Contributing and Version Control

This page was last updated: September 3, 2024

Branching Strategy

  • To contribute to the codebase, create your branch from develop.
  • Then, raise a Pull Request (PR) — or, Code Review — to have your work critiqued and polished. Once the new branch is ready, it will be finally merged to develop.
  • All project developers will be mostly sharing each other's work through the develop branch.
  • The develop branch will occassionally be merged into main as a means of publishing a new release or iteration of the project.

General Format

label/[task-number]_task-name

Flag Labels

  • feature/
  • refactor/
  • bug/
  • docs/

Creating a New Branch

  • Pre-pend the associated flag label.
  • Separate the issue number and task name with an underscore _
  • For the task field, use Camel Case
  • For the sub-task field, use hyphens -

Example

Consider a new firmware component, the ECU. Looking at the CAN Interface issue on the project board, we can deduct the following:

  • Issue ID Number: 18 — found next to the title, denoted by #.
  • Labels: This is a feature, and contributes to the ECU.

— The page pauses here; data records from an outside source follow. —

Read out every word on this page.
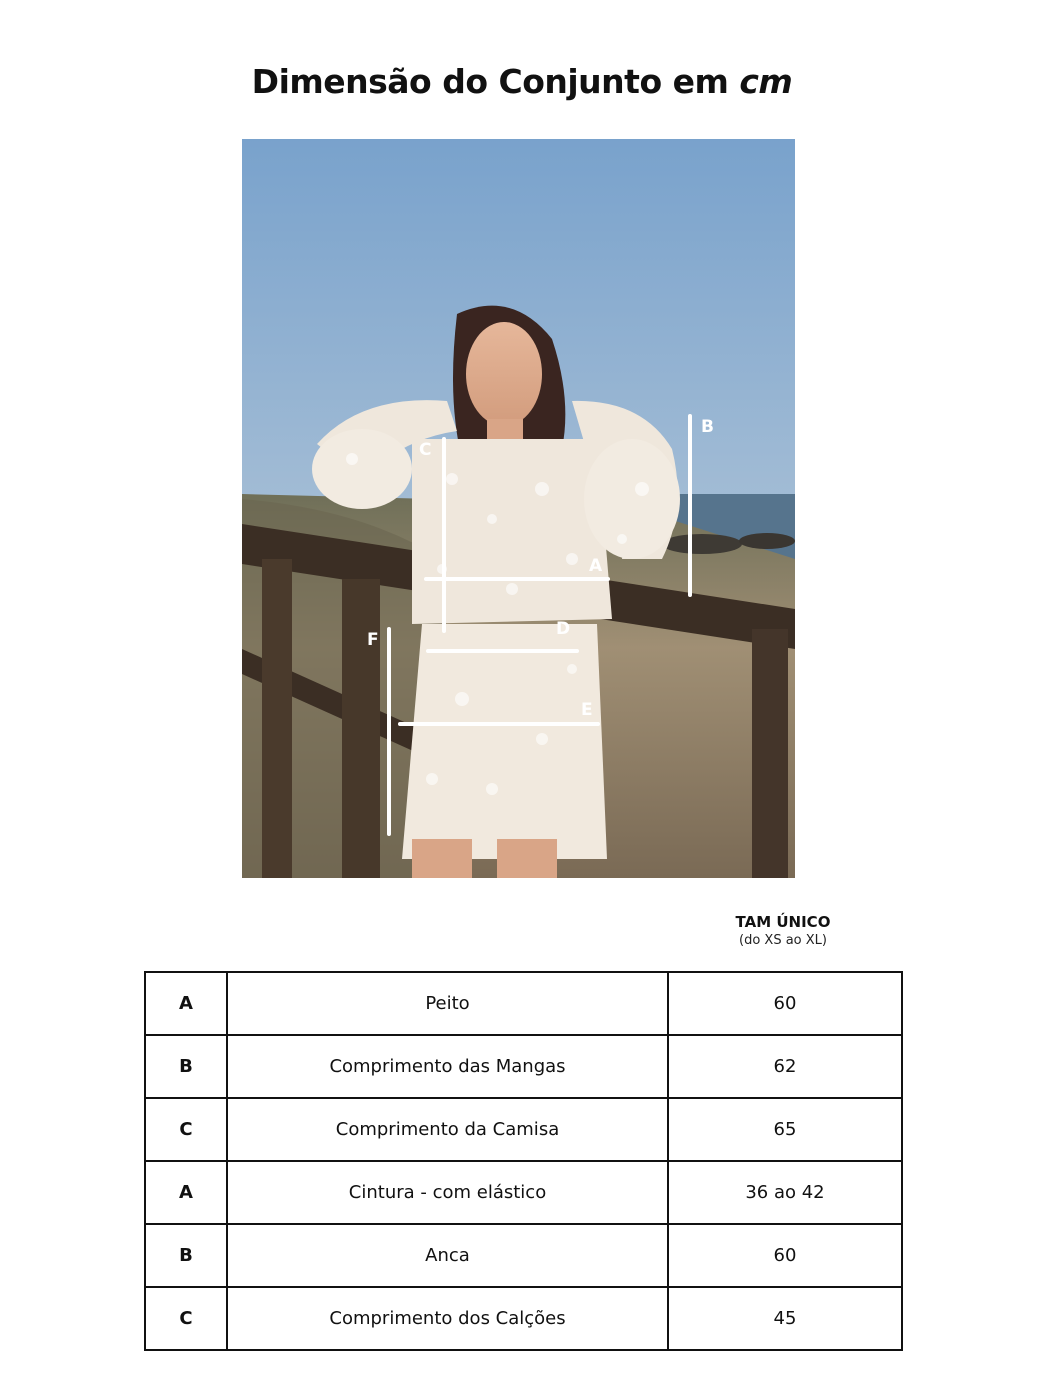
Dimensão do Conjunto em cm
B
C
A
D
E
F
TAM ÚNICO
(do XS ao XL)
A	Peito	60
B	Comprimento das Mangas	62
C	Comprimento da Camisa	65
A	Cintura - com elástico	36 ao 42
B	Anca	60
C	Comprimento dos Calções	45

Branching from develop, our new branch can be feature/18_minimum-can-interface

---
title: Git Workflow
---
%%{init: {'theme': 'base'} }%%
gitGraph LR:
    commit
    commit

    branch develop
    checkout develop
    commit

    branch doc/126_uml-diagrams
    checkout doc/126_uml-diagrams
    commit
    commit

    checkout develop
    commit

    branch feature/18_minimum-can-interface
    checkout feature/18_minimum-can-interface
    commit

    checkout develop
    merge feature/18_minimum-can-interface

    checkout main
    merge develop
    commit

    checkout doc/126_uml-diagrams
    commit

Things to Keep in Mind

  • Using slashes / in branch names makes a nice drop-down structure of your branches on your GUI Git application (GitHub Desktop, SourceTree, GitKraken, etc). 🎊
  • Auto-generated numbers from creating an issue will ensure we always have unique branch names. Our efforts will be associated with the correct issue accordingly in the long-term for traceability.
  • Issues are found in the GitHub project board.